Graphique – Depuis les confinements, le secteur des jeux vidéo est tombé dans l'oubli

Le cloud gaming qui est en train de bouleverser l'industrie. Cette technologie permet aux joueurs d'accéder à des jeux de haute qualité sans avoir à investir dans du hardware coûteux, tandis que les sociétés du secteur peuvent développer des modèles d'abonnement semblables à ceux de Netflix. Anticipant une transformation du marché comparable à celle qu'a connue l'industrie de la musique ou du cinéma avec le streaming, Google (Stadia), Microsoft (Xbox Cloud Gaming) et Sony (PlayStation Now) investissent massivement dans cette voie. La transition vers le cloud gaming et les modèles économiques associés a des implications significatives pour la valorisation des sociétés cotées. Plus que les ventes de hardware et de jeux physiques, c'est dorénavant la capacité des entreprises à attirer les joueurs et à monétiser les services numériques qui a de l'importance. Les revenus récurrents, par définition plus prévisibles et plus stables, sont plus chèrement valorisés par les investisseurs. De la même manière, la réalité virtuelle, l'intelligence artificielle (IA), la blockchain, le eSport, les streamers et les forums en ligne ont un impact crucial sur la promotion et le succès des jeux vidéo.  

Le secteur est confronté à plusieurs défis réglementaires et éthiques, notamment en termes de protection des données, de propriété intellectuelle, de défis sociaux et environnementaux (durabilité, inclusion, santé mentale). De nombreux pays examinent de près ces questions, ce qui a déjà commencé à entraîner des changements dans la réglementation et donc dans les pratiques commerciales. En Chine, les mesures prises entre 2021 et 2023, destinées à lutter contre les phénomènes d'addiction, ont restreint le temps d’écran accordé aux enfants pour jouer. Pékin a également limité le montant mensuel maximum que les mineurs ont le droit de dépenser en microtransactions, alors qu'auparavant ils avaient tendance à débourser des sommes colossales pour progresser plus rapidement dans les jeux. Ce type de mesures freinent le développement des jeux vidéo et permettent d'expliquer la forte correction des cours boursiers des sociétés du secteur, au premier rang desquelles le géant national Tencent. Le secteur a également connu d'importantes vagues de licenciements: 10'000 emplois perdus en 2023 et déjà 8'000 en 2024. Ces chiffres confirment l’ampleur de la crise qui touche l’industrie, particulièrement en Amérique du Nord et en Europe. L'augmentation des coûts de développement, le retour à la normale post-pandémique et les acquisitions ambitieuses permettent d'expliquer ce mouvement. Revers de la médaille, les sociétés disposent aujourd'hui d'un appareil productif nettement plus efficient, et sont susceptibles de dégager des bénéfices en croissance.
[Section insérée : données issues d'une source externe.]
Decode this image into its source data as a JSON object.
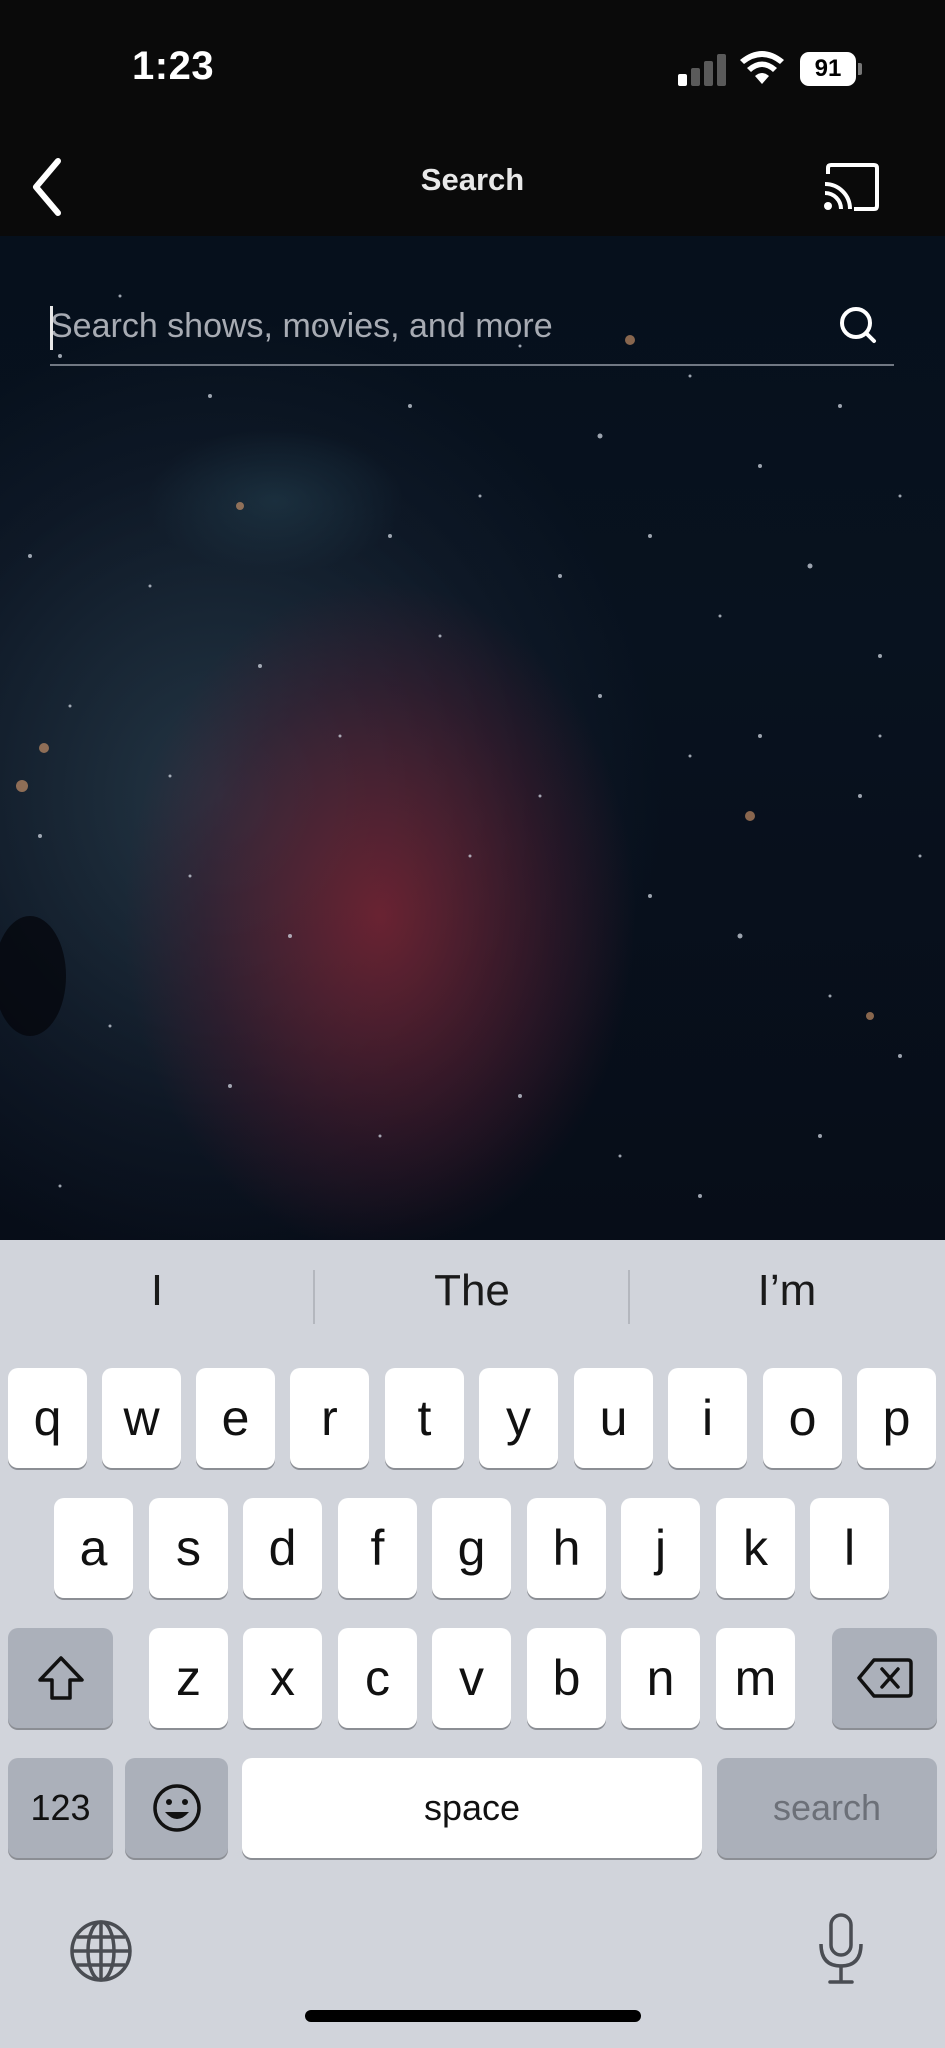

Pourtant et de manière contre-intuitive, la contraction du pouvoir d'achat des ménages se révèle être un facteur positif pour le secteur. Malgré le fait que les jeux vidéo soient considérés comme des biens de consommation discrétionnaires, la crise économique contraint les consommateurs à arbitrer dans leurs dépenses de loisirs. Lorsque les budgets sont serrés, les jeux vidéo sont perçus comme une forme de divertissement abordable, au détriment des restaurants, musées ou cinémas, et plus encore des voyages ou des vacances. Cherchant à maximiser la valeur de chaque dépense de loisirs, les ménages perçoivent les jeux vidéo comme une source de divertissement rentable. Pour 40 à 70 euros, ils peuvent passer plusieurs centaines d'heures à jouer et à trouver une forme d'évasion et de socialisation. Mieux encore, le contexte de crise économique va favoriser le déploiement des offres d'abonnement payantes, comme le Xbox Game Pass ou le PlayStation Plus.
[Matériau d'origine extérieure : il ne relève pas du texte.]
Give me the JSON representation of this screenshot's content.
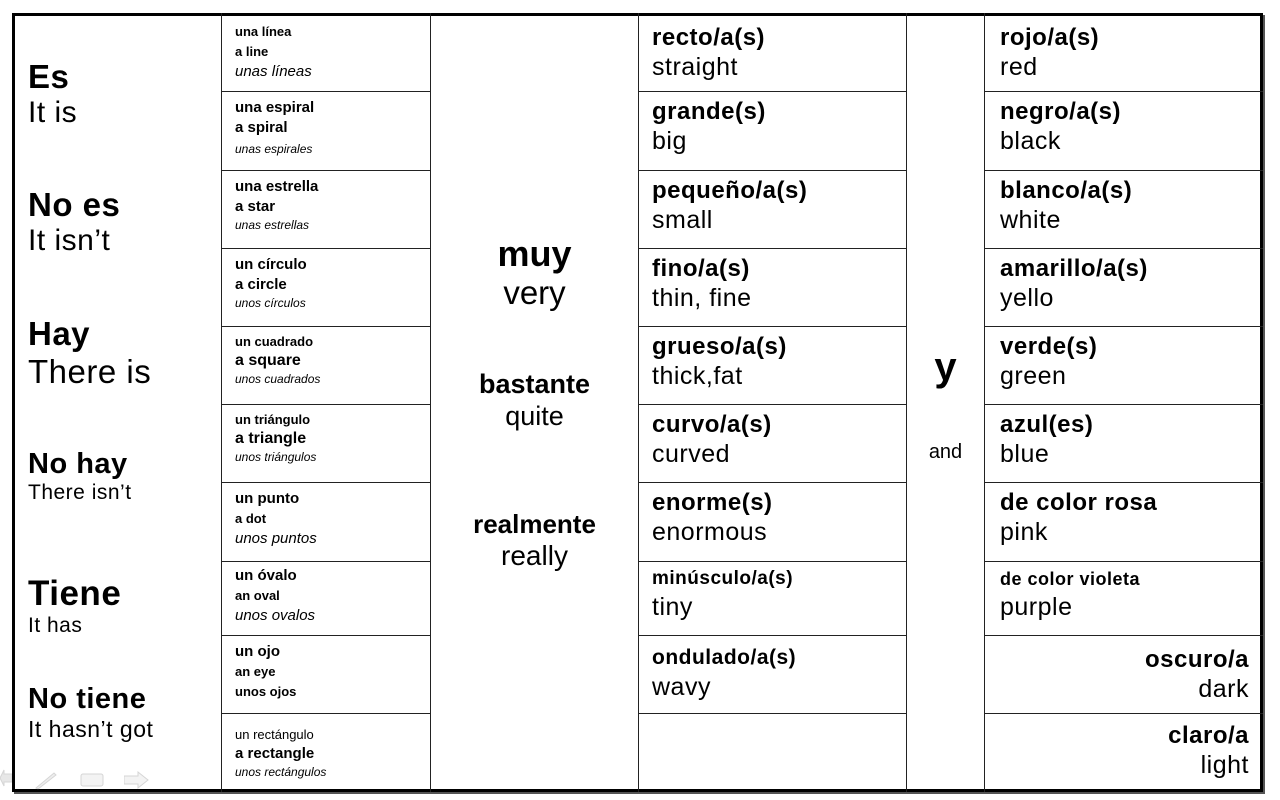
{
  "verbs": [
    {
      "es": "Es",
      "en": "It is"
    },
    {
      "es": "No es",
      "en": "It isn’t"
    },
    {
      "es": "Hay",
      "en": "There is"
    },
    {
      "es": "No hay",
      "en": "There isn’t"
    },
    {
      "es": "Tiene",
      "en": "It has"
    },
    {
      "es": "No tiene",
      "en": "It hasn’t got"
    }
  ],
  "shapes": [
    {
      "singular": "una línea",
      "english": "a line",
      "plural": "unas líneas"
    },
    {
      "singular": "una espiral",
      "english": "a spiral",
      "plural": "unas espirales"
    },
    {
      "singular": "una estrella",
      "english": "a star",
      "plural": "unas estrellas"
    },
    {
      "singular": "un círculo",
      "english": "a circle",
      "plural": "unos círculos"
    },
    {
      "singular": "un cuadrado",
      "english": "a square",
      "plural": "unos cuadrados"
    },
    {
      "singular": "un triángulo",
      "english": "a triangle",
      "plural": "unos triángulos"
    },
    {
      "singular": "un punto",
      "english": "a dot",
      "plural": "unos puntos"
    },
    {
      "singular": "un óvalo",
      "english": "an oval",
      "plural": "unos ovalos"
    },
    {
      "singular": "un ojo",
      "english": "an eye",
      "plural": "unos ojos"
    },
    {
      "singular": "un rectángulo",
      "english": "a rectangle",
      "plural": "unos rectángulos"
    }
  ],
  "modifiers": [
    {
      "es": "muy",
      "en": "very"
    },
    {
      "es": "bastante",
      "en": "quite"
    },
    {
      "es": "realmente",
      "en": "really"
    }
  ],
  "adjectives": [
    {
      "es": "recto/a(s)",
      "en": "straight"
    },
    {
      "es": "grande(s)",
      "en": "big"
    },
    {
      "es": "pequeño/a(s)",
      "en": "small"
    },
    {
      "es": "fino/a(s)",
      "en": "thin, fine"
    },
    {
      "es": "grueso/a(s)",
      "en": "thick,fat"
    },
    {
      "es": "curvo/a(s)",
      "en": "curved"
    },
    {
      "es": "enorme(s)",
      "en": "enormous"
    },
    {
      "es": "minúsculo/a(s)",
      "en": "tiny"
    },
    {
      "es": "ondulado/a(s)",
      "en": "wavy"
    }
  ],
  "conjunction": {
    "es": "y",
    "en": "and"
  },
  "colours": [
    {
      "es": "rojo/a(s)",
      "en": "red"
    },
    {
      "es": "negro/a(s)",
      "en": "black"
    },
    {
      "es": "blanco/a(s)",
      "en": "white"
    },
    {
      "es": "amarillo/a(s)",
      "en": "yello"
    },
    {
      "es": "verde(s)",
      "en": "green"
    },
    {
      "es": "azul(es)",
      "en": "blue"
    },
    {
      "es": "de color rosa",
      "en": "pink"
    },
    {
      "es": "de color violeta",
      "en": "purple"
    },
    {
      "es": "oscuro/a",
      "en": "dark"
    },
    {
      "es": "claro/a",
      "en": "light"
    }
  ],
  "slideshow_controls": [
    "previous-slide-icon",
    "pen-icon",
    "slide-menu-icon",
    "next-slide-icon"
  ]
}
Dans cet environnement, les fabricants de matériel et les éditeurs de jeux devraient pouvoir faire croître leurs profits. Après deux ans de contre-performance notoire sur les marchés boursiers, en lien avec le durcissement des contraintes réglementaires, les sociétés pourraient de nouveau attirer les investisseurs et amorcer une progression significative.